Imaginemos a un escritor como Paul Auster. Cuando aún no era conocido partió desde Nueva York a París en una especie de viaje iniciático. Allí tradujo a Stéphane Mallarmé, a Jean-Paul Sartre y a Georges Simeon y se nutrió de la mejor vanguardia francesa que tanto aman los intelectuales.
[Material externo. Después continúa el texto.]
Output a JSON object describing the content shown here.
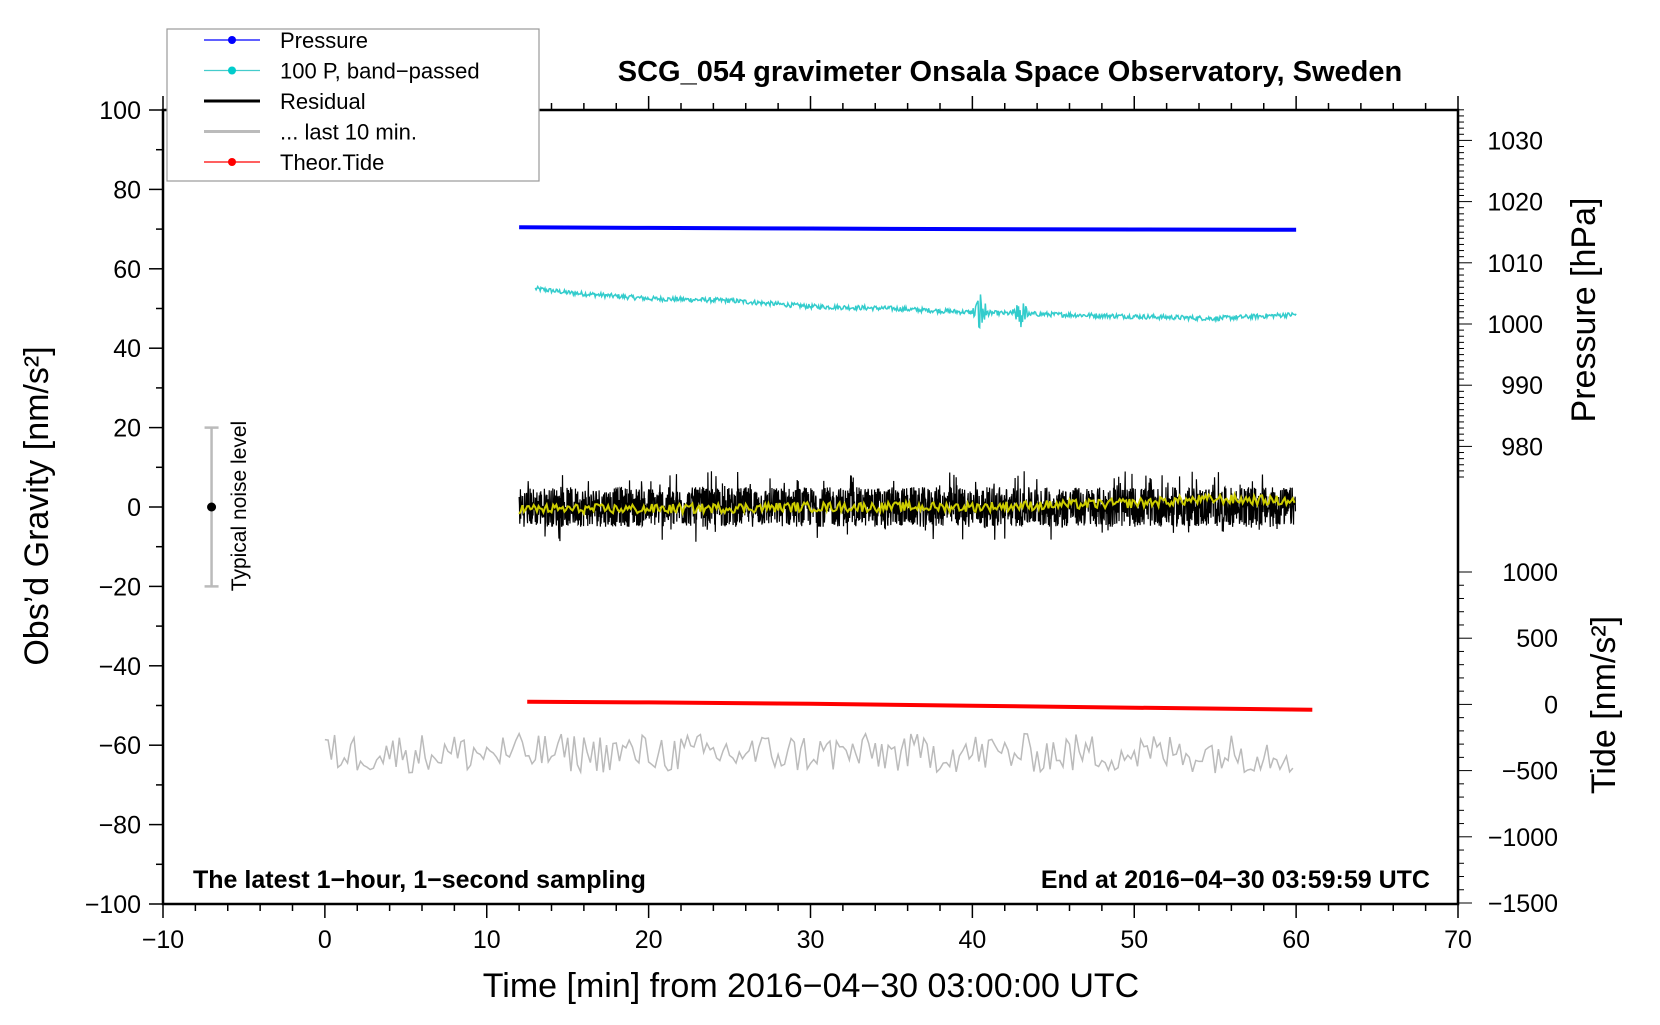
{
  "chart_data": {
    "type": "line",
    "title": "SCG_054 gravimeter Onsala Space Observatory, Sweden",
    "xlabel": "Time [min] from 2016−04−30 03:00:00 UTC",
    "ylabel": "Obs’d Gravity [nm/s²]",
    "y2label_pressure": "Pressure [hPa]",
    "y2label_tide": "Tide [nm/s²]",
    "xlim": [
      -10,
      70
    ],
    "ylim": [
      -100,
      100
    ],
    "pressure_lim": [
      973.5,
      1036.3
    ],
    "tide_lim": [
      -1500,
      1000
    ],
    "xticks": [
      -10,
      0,
      10,
      20,
      30,
      40,
      50,
      60,
      70
    ],
    "xtick_labels": [
      "−10",
      "0",
      "10",
      "20",
      "30",
      "40",
      "50",
      "60",
      "70"
    ],
    "yticks": [
      100,
      80,
      60,
      40,
      20,
      0,
      -20,
      -40,
      -60,
      -80,
      -100
    ],
    "ytick_labels": [
      "100",
      "80",
      "60",
      "40",
      "20",
      "0",
      "−20",
      "−40",
      "−60",
      "−80",
      "−100"
    ],
    "pressure_ticks": [
      1030,
      1020,
      1010,
      1000,
      990,
      980
    ],
    "pressure_tick_labels": [
      "1030",
      "1020",
      "1010",
      "1000",
      "990",
      "980"
    ],
    "tide_ticks": [
      1000,
      500,
      0,
      -500,
      -1000,
      -1500
    ],
    "tide_tick_labels": [
      "1000",
      "500",
      "0",
      "−500",
      "−1000",
      "−1500"
    ],
    "grid": false,
    "legend_placement": "top-left",
    "legend": [
      {
        "label": "Pressure",
        "color": "#0000ff",
        "marker": true
      },
      {
        "label": "100 P, band−passed",
        "color": "#00cccc",
        "marker": true
      },
      {
        "label": "Residual",
        "color": "#000000",
        "marker": false
      },
      {
        "label": "... last 10 min.",
        "color": "#bbbbbb",
        "marker": false
      },
      {
        "label": "Theor.Tide",
        "color": "#ff0000",
        "marker": true
      }
    ],
    "series": [
      {
        "name": "Pressure",
        "axis": "pressure",
        "color": "#0000ff",
        "x": [
          12,
          20,
          30,
          40,
          50,
          60
        ],
        "y": [
          1015.8,
          1015.7,
          1015.6,
          1015.5,
          1015.45,
          1015.4
        ]
      },
      {
        "name": "100 P, band-passed",
        "axis": "gravity",
        "color": "#33cccc",
        "x": [
          13,
          15,
          20,
          25,
          30,
          35,
          40,
          45,
          50,
          55,
          60
        ],
        "y": [
          55,
          54,
          52.5,
          52,
          50.5,
          50,
          49,
          48.5,
          48,
          47.5,
          48.5
        ],
        "noise_amplitude": 0.6,
        "bursts": [
          {
            "x": 40.5,
            "amplitude": 6
          },
          {
            "x": 43,
            "amplitude": 4
          }
        ]
      },
      {
        "name": "Residual",
        "axis": "gravity",
        "color": "#000000",
        "x": [
          12,
          60
        ],
        "y": [
          0,
          0
        ],
        "noise_amplitude": 5,
        "smoothed_color": "#cccc00",
        "smoothed": {
          "x": [
            12,
            20,
            30,
            40,
            50,
            55,
            60
          ],
          "y": [
            -0.5,
            -0.5,
            0,
            0,
            1,
            2,
            1.5
          ]
        }
      },
      {
        "name": "... last 10 min.",
        "axis": "gravity",
        "color": "#bbbbbb",
        "x": [
          0,
          60
        ],
        "y": [
          -62,
          -62
        ],
        "noise_amplitude": 5
      },
      {
        "name": "Theor.Tide",
        "axis": "tide",
        "color": "#ff0000",
        "x": [
          12.5,
          20,
          30,
          40,
          50,
          61
        ],
        "y": [
          20,
          15,
          5,
          -10,
          -25,
          -40
        ]
      }
    ],
    "noise_bar": {
      "label": "Typical noise level",
      "center": 0,
      "low": -20,
      "high": 20,
      "x": -7
    },
    "annotations": {
      "bottom_left": "The latest 1−hour, 1−second sampling",
      "bottom_right": "End at 2016−04−30 03:59:59 UTC"
    }
  }
}
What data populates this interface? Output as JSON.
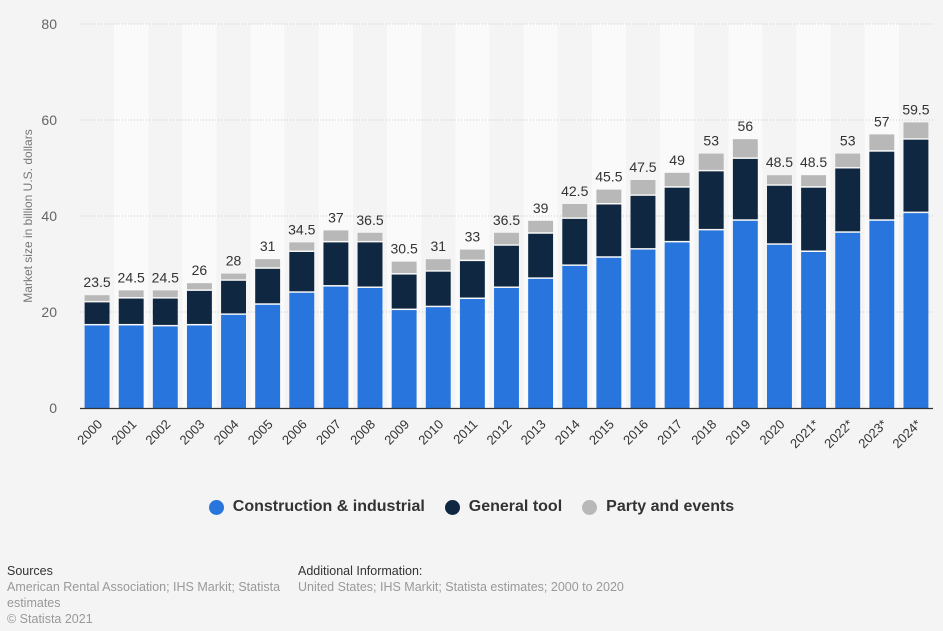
{
  "chart_data": {
    "type": "bar",
    "stacked": true,
    "title": "",
    "xlabel": "",
    "ylabel": "Market size in billion U.S. dollars",
    "ylim": [
      0,
      80
    ],
    "yticks": [
      0,
      20,
      40,
      60,
      80
    ],
    "grid": true,
    "legend_position": "bottom-center",
    "categories": [
      "2000",
      "2001",
      "2002",
      "2003",
      "2004",
      "2005",
      "2006",
      "2007",
      "2008",
      "2009",
      "2010",
      "2011",
      "2012",
      "2013",
      "2014",
      "2015",
      "2016",
      "2017",
      "2018",
      "2019",
      "2020",
      "2021*",
      "2022*",
      "2023*",
      "2024*"
    ],
    "series": [
      {
        "name": "Construction & industrial",
        "color": "#2876dd",
        "values": [
          17.2,
          17.2,
          17.0,
          17.2,
          19.4,
          21.5,
          24.0,
          25.3,
          25.0,
          20.4,
          21.0,
          22.7,
          25.0,
          26.9,
          29.6,
          31.3,
          33.0,
          34.5,
          37.0,
          39.0,
          34.0,
          32.5,
          36.5,
          39.0,
          40.6
        ]
      },
      {
        "name": "General tool",
        "color": "#0f2741",
        "values": [
          4.8,
          5.6,
          5.8,
          7.2,
          7.1,
          7.5,
          8.5,
          9.2,
          9.5,
          7.4,
          7.4,
          7.9,
          8.8,
          9.4,
          9.8,
          11.1,
          11.2,
          11.4,
          12.3,
          12.9,
          12.3,
          13.4,
          13.4,
          14.4,
          15.3
        ]
      },
      {
        "name": "Party and events",
        "color": "#b8b8b8",
        "values": [
          1.5,
          1.7,
          1.7,
          1.6,
          1.5,
          2.0,
          2.0,
          2.5,
          2.0,
          2.7,
          2.6,
          2.4,
          2.7,
          2.7,
          3.1,
          3.1,
          3.3,
          3.1,
          3.7,
          4.1,
          2.2,
          2.6,
          3.1,
          3.6,
          3.6
        ]
      }
    ],
    "totals": [
      "23.5",
      "24.5",
      "24.5",
      "26",
      "28",
      "31",
      "34.5",
      "37",
      "36.5",
      "30.5",
      "31",
      "33",
      "36.5",
      "39",
      "42.5",
      "45.5",
      "47.5",
      "49",
      "53",
      "56",
      "48.5",
      "48.5",
      "53",
      "57",
      "59.5"
    ]
  },
  "legend": {
    "items": [
      {
        "label": "Construction & industrial",
        "color": "#2876dd"
      },
      {
        "label": "General tool",
        "color": "#0f2741"
      },
      {
        "label": "Party and events",
        "color": "#b8b8b8"
      }
    ]
  },
  "footer": {
    "sources_title": "Sources",
    "sources_text": "American Rental Association; IHS Markit; Statista estimates",
    "copyright": "© Statista 2021",
    "info_title": "Additional Information:",
    "info_text": "United States; IHS Markit; Statista estimates; 2000 to 2020"
  }
}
Luego, ¿fue en 1974?, regresó a los Estados Unidos y su carrera empezó a despuntar. ¿Alguna vez alguien leyó, hasta el momento de su muerte hace unos meses, que fue una derrota haber retornado a América?
No. ¿Eso se debe, quizás, a que una persona de un país próspero -intuimos- sale a explorar el mundo, a ampliar miradas pero sin la sensación de que abandona una tierra yerma, sin futuro u oscura, como catalogaba a nuestro país Ezequiel Martínez Estrada en su “Radiografía de la pampa”?
¿O será también por esa grisitud que todo nos tiñe e impulsa a hacer lo que no debemos, según canta Gardel en “Volver”: Y aunque no quise el regreso/ siempre se vuelve al primer amor. Acá aparece una Buenos Aires que imanta más allá de lo racional, que no se puede rechazar, que no acepta la indiferencia ni la voluntad de mantenerse en una cuerda lejanía.
Pero no importa lo que se diga: hay mucha gente que regresa luego de unos o de muchos años. No debiera verse como algo extraño: somos humanos, tenemos idiosincrasia, recuerdos, identidades. Y quien más quien menos siente que no se puede ser pleno en otro lugar en el que faltan las raíces. No se trata, cierto, de una fórmula exacta: hay argentinos que jamás volverían, otros que nunca partirían y -flotando- muchos que se van pero viven de saudades.
Lo malo no es irse ni regresar. Lo malo es el sermón de los que creen tener la verdad y juzgan. El índice de felicidad, si existe, no está dado en forma excluyente por una sumatoria de datos objetivos -ahí hacemos agua- sino por la armonía entre ellos y la esfera subjetiva: la sensación de sentirnos parte de algo mayor, de cobijo, de hablar un mismo código. Y solo cada uno sabe cómo funciona esa ecuación en su propia vida.